Gerald Ricketts knows that the days of tracking cattle with high-tech radio-frequency tags will arrive soon.

Companies looking to corner the market are lining up.

“Look around here and there are 25 booths with ear tags, all wanting to sell something for cattle identification,” Ricketts said Friday, working in the Kansas Limousin Assn. booth at Kansas State University in Manhattan. “Everyone’s trying to sell something and trying to say their deal is a little bit better.”

Longtime cattlemen such as Ricketts, of Clay County, were among the more than 1,000 attendees for Friday’s 93rd annual Cattlemen’s Day, where they had the chance to review cutting-edge products, hear economic forecasts and study issues affecting beef, the state’s largest agricultural industry.
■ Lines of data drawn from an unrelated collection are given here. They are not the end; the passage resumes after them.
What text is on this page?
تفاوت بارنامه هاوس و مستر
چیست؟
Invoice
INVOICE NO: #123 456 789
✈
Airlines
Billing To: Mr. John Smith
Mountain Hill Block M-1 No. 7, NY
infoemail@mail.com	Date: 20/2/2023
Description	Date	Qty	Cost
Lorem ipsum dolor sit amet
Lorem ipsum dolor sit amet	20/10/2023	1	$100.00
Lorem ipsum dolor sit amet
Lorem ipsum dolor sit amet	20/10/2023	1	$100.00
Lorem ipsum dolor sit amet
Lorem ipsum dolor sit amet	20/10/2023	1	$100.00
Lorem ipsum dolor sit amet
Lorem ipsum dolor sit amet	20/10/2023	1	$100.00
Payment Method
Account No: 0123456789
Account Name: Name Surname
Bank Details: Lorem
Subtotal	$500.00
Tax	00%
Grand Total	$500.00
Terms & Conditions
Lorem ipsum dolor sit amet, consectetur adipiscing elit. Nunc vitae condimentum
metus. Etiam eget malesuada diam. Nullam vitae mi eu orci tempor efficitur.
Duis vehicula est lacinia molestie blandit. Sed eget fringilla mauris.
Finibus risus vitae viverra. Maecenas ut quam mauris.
One presentation addressed the development of animal identification systems, drawing interest from 400 attendees.

Being able to identify each animal – whether it’s a horse, hog or steer – using radio-frequency ear tags would bolster security in the nation’s food chain, said Chris Reinhardt, who moderated the session as K-State’s statewide extension feedlot specialist.

A confirmed case of foot-and-mouth disease or other highly contagious problem in an animal would stand the best chance of being contained if such a system were in place, he said. Officials could know within a day or even an hour which other animals had been exposed to the infected animal.

Not now.

“Today : it would take something like six days to positively identify all the animals,” Reinhardt said. “It would eventually cost the industry $8 billion to $9 billion, in terms of all the animals that would need to be quarantined and destroyed.”

Such tags carry other benefits, said Bill Wood, Douglas County’s ag extension agent, who attended Friday’s event. Such tracking can give producers data about which of their animals command the highest prices at the packing plant.

That could lead to more focused breeding, making a producer’s future cattle all the more valuable.

“You can make money by doing this,” he said.